Based on Raghabendra Chattopadhyay and Esther Duflo. 2004. Women as Policy Makers: Evidence from a Randomized Policy Experiment in India, Econometrica, 72(5): 1409–43.
All materials presented here build on the resources for instructors designed by Elena Llaudet and Kosuke Imai in Data Analysis for Social Science: A Friendly and Practical Introduction (Princeton University Press).
Let’s continue working with the data from the experiment in India. As a reminder, Table 1 shows the names and descriptions of the variables in this dataset, where the unit of observation is villages.
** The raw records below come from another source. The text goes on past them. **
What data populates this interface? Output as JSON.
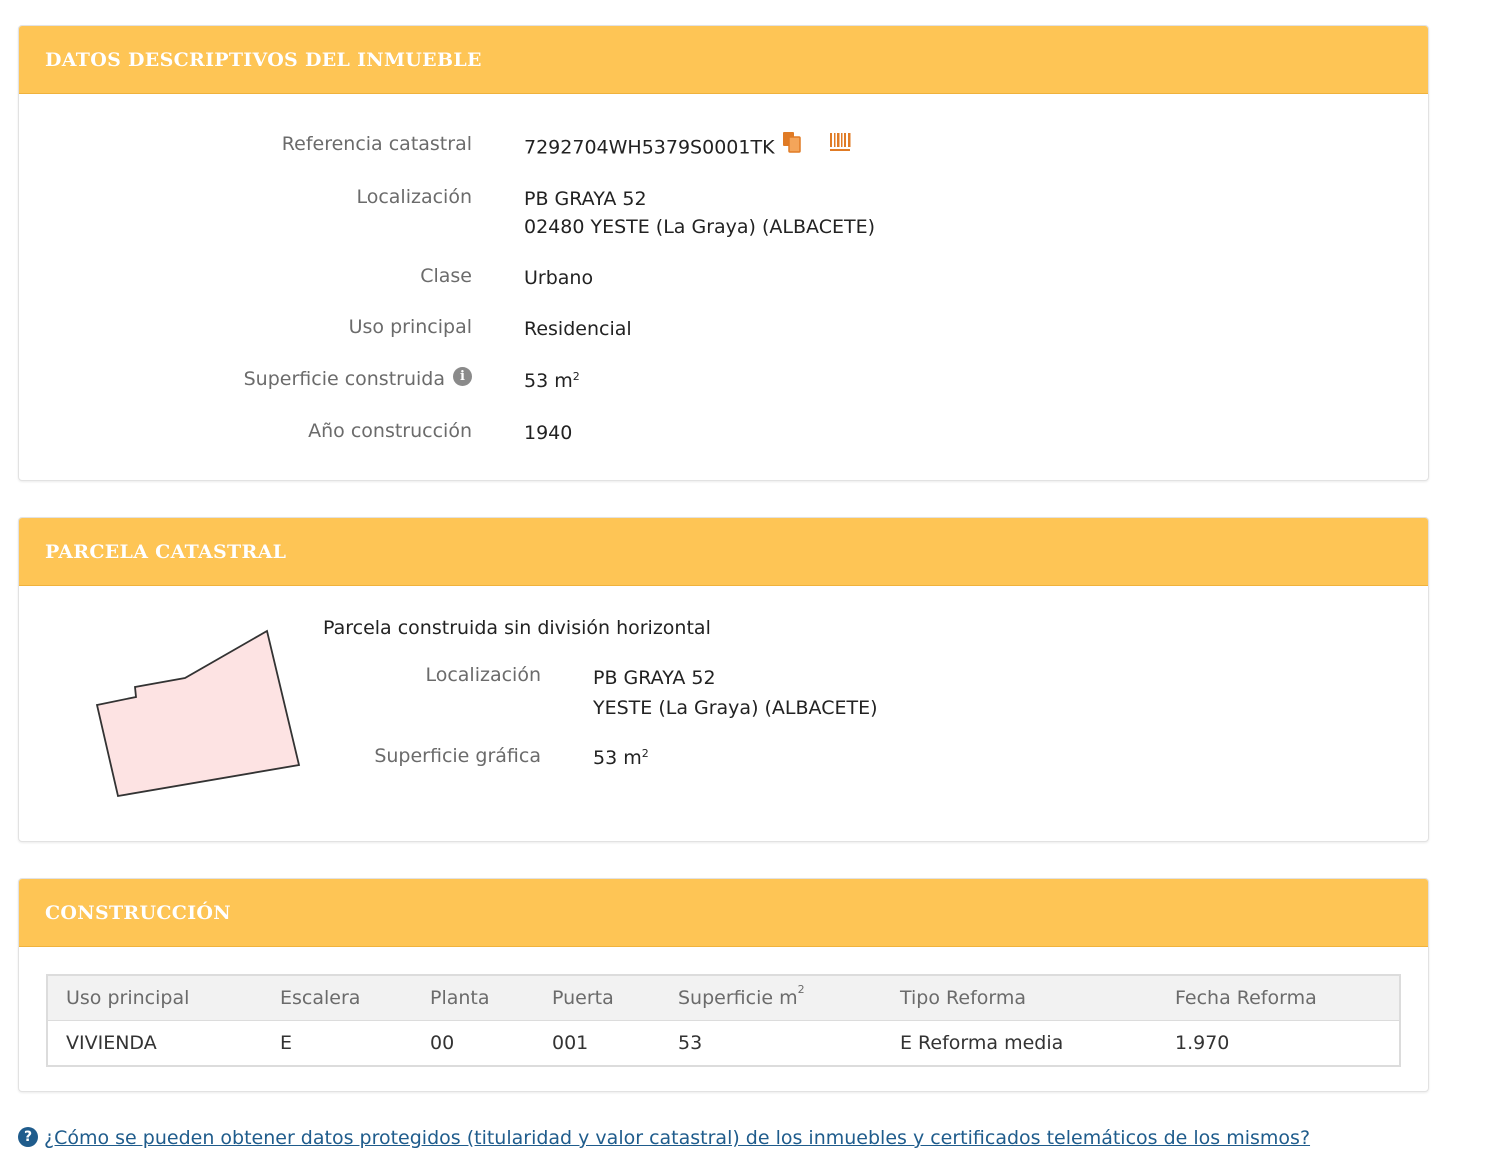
{
  "inmueble": {
    "title": "DATOS DESCRIPTIVOS DEL INMUEBLE",
    "referencia_label": "Referencia catastral",
    "referencia_value": "7292704WH5379S0001TK",
    "localizacion_label": "Localización",
    "localizacion_line1": "PB GRAYA 52",
    "localizacion_line2": "02480 YESTE (La Graya) (ALBACETE)",
    "clase_label": "Clase",
    "clase_value": "Urbano",
    "uso_label": "Uso principal",
    "uso_value": "Residencial",
    "superficie_label": "Superficie construida",
    "superficie_value": "53 m",
    "superficie_unit_sup": "2",
    "anio_label": "Año construcción",
    "anio_value": "1940",
    "icons": [
      "copy-icon",
      "barcode-icon",
      "info-icon"
    ],
    "copy_icon_color": "#e07b25",
    "barcode_icon_color": "#e07b25"
  },
  "parcela": {
    "title": "PARCELA CATASTRAL",
    "description": "Parcela construida sin división horizontal",
    "localizacion_label": "Localización",
    "localizacion_line1": "PB GRAYA 52",
    "localizacion_line2": "YESTE (La Graya) (ALBACETE)",
    "superficie_label": "Superficie gráfica",
    "superficie_value": "53 m",
    "superficie_unit_sup": "2",
    "shape_fill": "#fde3e3",
    "shape_stroke": "#333333"
  },
  "construccion": {
    "title": "CONSTRUCCIÓN",
    "headers": [
      "Uso principal",
      "Escalera",
      "Planta",
      "Puerta",
      "Superficie m",
      "Tipo Reforma",
      "Fecha Reforma"
    ],
    "superficie_header_sup": "2",
    "rows": [
      [
        "VIVIENDA",
        "E",
        "00",
        "001",
        "53",
        "E Reforma media",
        "1.970"
      ]
    ]
  },
  "help_link": "¿Cómo se pueden obtener datos protegidos (titularidad y valor catastral) de los inmuebles y certificados telemáticos de los mismos?",
  "colors": {
    "header_bg": "#fec555",
    "link": "#1f5c8c"
  }
}
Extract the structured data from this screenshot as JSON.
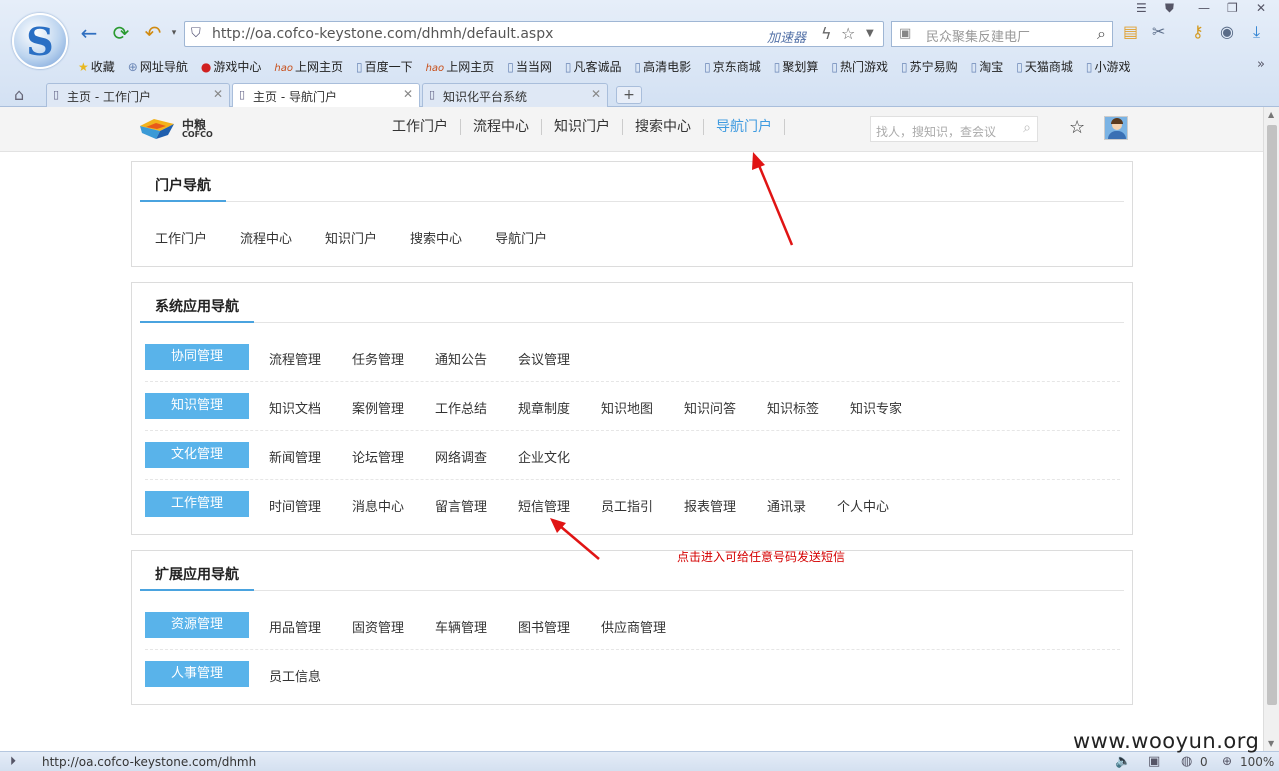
{
  "browser": {
    "address_url": "http://oa.cofco-keystone.com/dhmh/default.aspx",
    "accelerator_label": "加速器",
    "search_placeholder": "民众聚集反建电厂",
    "bookmarks": [
      "收藏",
      "网址导航",
      "游戏中心",
      "上网主页",
      "百度一下",
      "上网主页",
      "当当网",
      "凡客诚品",
      "高清电影",
      "京东商城",
      "聚划算",
      "热门游戏",
      "苏宁易购",
      "淘宝",
      "天猫商城",
      "小游戏"
    ],
    "more_symbol": "»",
    "tabs": [
      {
        "label": "主页 - 工作门户",
        "active": false
      },
      {
        "label": "主页 - 导航门户",
        "active": true
      },
      {
        "label": "知识化平台系统",
        "active": false
      }
    ],
    "new_tab_symbol": "+",
    "status_url": "http://oa.cofco-keystone.com/dhmh",
    "status_count": "0",
    "zoom": "100%"
  },
  "site": {
    "brand_cn": "中粮",
    "brand_en": "COFCO",
    "nav": [
      {
        "label": "工作门户",
        "active": false
      },
      {
        "label": "流程中心",
        "active": false
      },
      {
        "label": "知识门户",
        "active": false
      },
      {
        "label": "搜索中心",
        "active": false
      },
      {
        "label": "导航门户",
        "active": true
      }
    ],
    "search_placeholder": "找人，搜知识，查会议"
  },
  "portal_nav": {
    "title": "门户导航",
    "links": [
      "工作门户",
      "流程中心",
      "知识门户",
      "搜索中心",
      "导航门户"
    ]
  },
  "system_nav": {
    "title": "系统应用导航",
    "rows": [
      {
        "category": "协同管理",
        "items": [
          "流程管理",
          "任务管理",
          "通知公告",
          "会议管理"
        ]
      },
      {
        "category": "知识管理",
        "items": [
          "知识文档",
          "案例管理",
          "工作总结",
          "规章制度",
          "知识地图",
          "知识问答",
          "知识标签",
          "知识专家"
        ]
      },
      {
        "category": "文化管理",
        "items": [
          "新闻管理",
          "论坛管理",
          "网络调查",
          "企业文化"
        ]
      },
      {
        "category": "工作管理",
        "items": [
          "时间管理",
          "消息中心",
          "留言管理",
          "短信管理",
          "员工指引",
          "报表管理",
          "通讯录",
          "个人中心"
        ]
      }
    ]
  },
  "ext_nav": {
    "title": "扩展应用导航",
    "rows": [
      {
        "category": "资源管理",
        "items": [
          "用品管理",
          "固资管理",
          "车辆管理",
          "图书管理",
          "供应商管理"
        ]
      },
      {
        "category": "人事管理",
        "items": [
          "员工信息"
        ]
      }
    ]
  },
  "annotation_text": "点击进入可给任意号码发送短信",
  "watermark": "www.wooyun.org",
  "colors": {
    "accent": "#59b3ea",
    "active_nav": "#3f9be0",
    "annotation": "#d40000"
  }
}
Table 1: Variables in “india.csv”
Variable | Description |
---|---|
village | village identifier (“Gram Panchayat number_village number”) |
female | whether village was assigned a female politician: 1=yes, 0=no |
water | number of new (or repaired) drinking water facilities in the village since random assignment |
irrigation | number of new (or repaired) irrigation facilities in the village since random assignment |
In this problem set, we practice (1) how to create and make sense of visualisations and (2) how to compute and interpret the correlation between two variables, among other things.
As always, we will start by loading and looking at the data (don’t forget to set your working directory first!):
Create a visualisation of the distribution of the variable water using the ggplot2 package. Remember to install this package if you have not already, and to load this before use.
Create a visualisation of the relationship between the variable water and the variable irrigation using the ggplot2 package.
Compute the correlation between water and irrigation, using the base R function cor().
If we wanted to use the sample of villages in this dataset to infer the characteristics of all villages in India, we would have to make sure that the sample is _____________ of the population. Please provide the missing word…
What would have been the best way of selecting the villages for the sample to ensure that the statement above was true?